A Note from the Rector – 10/13/19

This is a special Sunday.  I know I’ve written that before, but really: this is a special Sunday.  Today we are honored to welcome our Mother parish, Holy Apostles and the Mediator for a special shared Eucharist AND we are honored to welcome Madeleine Diana Fleckser into Christ’s one, holy, catholic, and apostolic Church through the Sacrament of baptism.  Each of these two events are exciting and wonderful in their own right, but they are also integrally connected.  Our history reveals part of this connection.
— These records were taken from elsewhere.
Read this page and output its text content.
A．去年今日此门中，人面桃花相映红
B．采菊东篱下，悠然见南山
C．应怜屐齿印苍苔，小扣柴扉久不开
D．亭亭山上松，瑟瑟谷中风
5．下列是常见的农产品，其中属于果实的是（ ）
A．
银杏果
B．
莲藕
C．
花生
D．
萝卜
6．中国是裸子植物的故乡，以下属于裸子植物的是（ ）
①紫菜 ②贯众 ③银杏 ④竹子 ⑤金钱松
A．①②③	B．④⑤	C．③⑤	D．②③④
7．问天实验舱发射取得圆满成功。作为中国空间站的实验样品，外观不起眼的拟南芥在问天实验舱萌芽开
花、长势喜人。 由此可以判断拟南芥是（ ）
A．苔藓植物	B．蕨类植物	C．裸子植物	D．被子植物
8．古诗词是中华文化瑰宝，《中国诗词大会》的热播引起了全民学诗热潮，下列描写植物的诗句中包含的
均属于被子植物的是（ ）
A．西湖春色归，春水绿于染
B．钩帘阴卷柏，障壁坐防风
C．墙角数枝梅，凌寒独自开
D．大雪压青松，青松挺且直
In 1868, the vestry and rector of the Church of the Holy Trinity, Rittenhouse Square decided to establish a mission church to serve the growing post-Civil War population of southwest Philadelphia.  They partnered with Church of the Mediator in Philadelphia. The church that grew from that partnership was Church of the Holy Apostles, first located on 21st & Christian streets.  By the early 20th century, Church of the Holy Apostles became the largest parish in the Episcopal Diocese of Pennsylvania.  In the early years of the 1900s there were 5,000 children enrolled in the weekly Sunday School. Around this time, Church of the Mediator and Holy Apostles decided to partner, and a new building, Chapel of the Mediator, was built on 51st and Spruce streets in West Philadelphia in 1919.  The establishment of this chapel reflected the congregation’s movement from south to west Philadelphia.  As this migration increased after the First World War, the Chapel of the Mediator flourished, while the congregation which met at the original Holy Apostles diminished. 

In 1944, the original Holy Apostles building was sold and the parish was consolidated in West Philadelphia.  The church was renamed Holy Apostles and the Mediator. In 1950, Holy Apostles and Mediator established the Chapel of the Holy Apostles in Penn Wynne.  This reflects the fact that many members of the congregation were moving farther and farther west into the suburbs, a movement that has been dubbed “white flight.” 
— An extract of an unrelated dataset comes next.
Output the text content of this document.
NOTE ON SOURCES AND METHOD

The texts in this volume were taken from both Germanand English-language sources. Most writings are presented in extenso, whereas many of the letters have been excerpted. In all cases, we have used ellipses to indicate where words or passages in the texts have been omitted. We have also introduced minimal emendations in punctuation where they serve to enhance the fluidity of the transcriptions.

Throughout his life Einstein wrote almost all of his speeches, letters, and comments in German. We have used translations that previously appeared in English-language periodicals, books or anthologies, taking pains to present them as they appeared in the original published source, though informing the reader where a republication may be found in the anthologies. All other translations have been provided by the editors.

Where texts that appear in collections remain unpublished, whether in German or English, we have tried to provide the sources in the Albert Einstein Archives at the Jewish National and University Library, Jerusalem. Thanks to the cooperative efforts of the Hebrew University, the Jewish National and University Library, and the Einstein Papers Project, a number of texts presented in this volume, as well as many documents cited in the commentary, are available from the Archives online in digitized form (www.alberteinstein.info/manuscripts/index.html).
The funds from the sale of the original building on 21st and Christian streets were used to buy this property and build the parish hall.  Throughout the 50s, Holy Apostles and the Mediator raised money to build our church building, while financially sustaining this new congregation and ensuring that its first priests, Robert Bauer and John Kolb were paid.  When the church was built in 1959, the furniture from the original Holy Apostles in South Philadelphia was installed here: the altar and reredos (the wood panel behind the altar), the pulpit, the lectern, and the baptismal font.  Thus, Holy Apostles and the Mediator is responsible for the holy physical objects that shape our worship of God here in Penn Wynne every week.  
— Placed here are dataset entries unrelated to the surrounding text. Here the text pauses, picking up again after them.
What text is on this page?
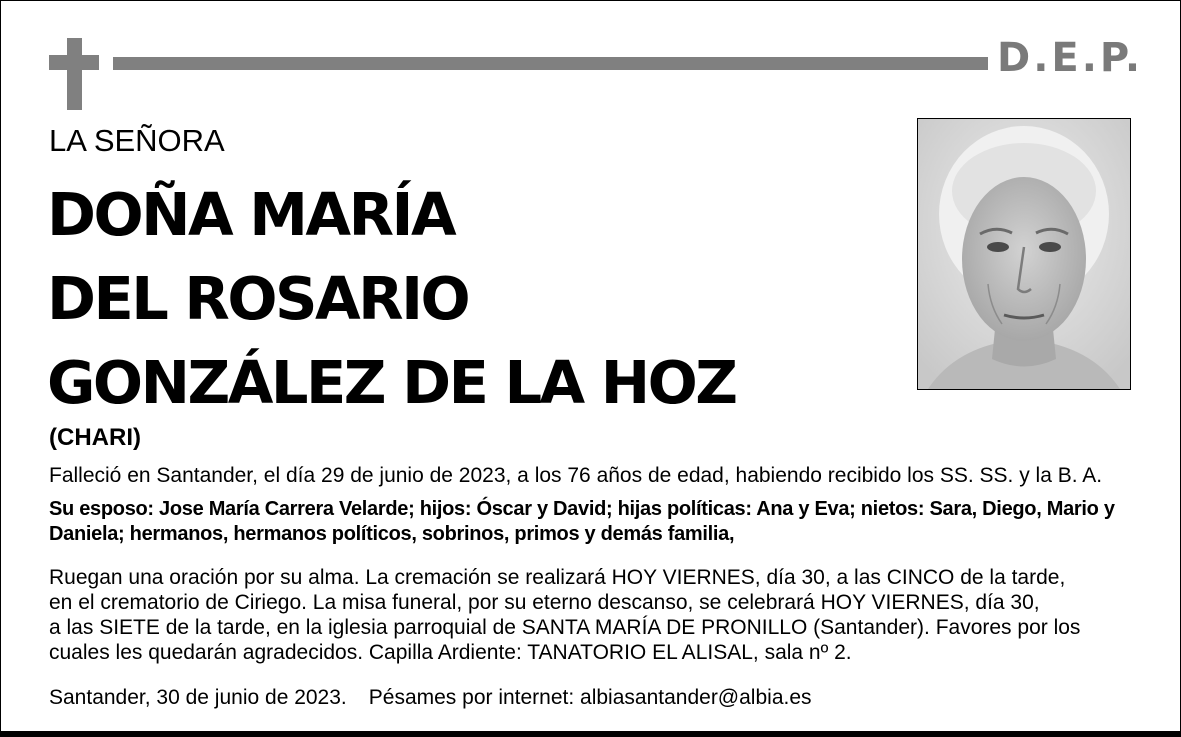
D.E.P.
LA SEÑORA
DOÑA MARÍA
DEL ROSARIO
GONZÁLEZ DE LA HOZ
(CHARI)
Falleció en Santander, el día 29 de junio de 2023, a los 76 años de edad, habiendo recibido los SS. SS. y la B. A.
Su esposo: Jose María Carrera Velarde; hijos: Óscar y David; hijas políticas: Ana y Eva; nietos: Sara, Diego, Mario y
Daniela; hermanos, hermanos políticos, sobrinos, primos y demás familia,
Ruegan una oración por su alma. La cremación se realizará HOY VIERNES, día 30, a las CINCO de la tarde,
en el crematorio de Ciriego. La misa funeral, por su eterno descanso, se celebrará HOY VIERNES, día 30,
a las SIETE de la tarde, en la iglesia parroquial de SANTA MARÍA DE PRONILLO (Santander). Favores por los
cuales les quedarán agradecidos. Capilla Ardiente: TANATORIO EL ALISAL, sala nº 2.
Santander, 30 de junio de 2023. Pésames por internet: albiasantander@albia.es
The font that baby Maddie will be baptized in this morning was originally given to the church in 1896 by George C. Thomas, who was, along with his wife, the primary benefactor to Holy Apostles in all of its incarnations.  Over more than a century, hundreds, if not thousands, of people have been baptized in this very font. That means something. Baptism is a spiritual and mystical tie which binds every Christian in every time and every place to each other and to Christ.  This baptismal font is a tangible, physical link between what has ultimately become Church of the Holy Apostles, Penn Wynne and Holy Apostles and the Mediator. It is a physical reminder that our histories and destinies in Christ are bound up with each other.  We are because they are, and this font reminds us of the debt of gratitude that we owe our Mother congregation, whose generosity benefits us every Sunday and especially on Sundays like this.  Hopefully this baptismal font will serve today as a symbol of our friendship, our mutual love for each other, and the joy we share in worshipping our God together as sisters and brothers.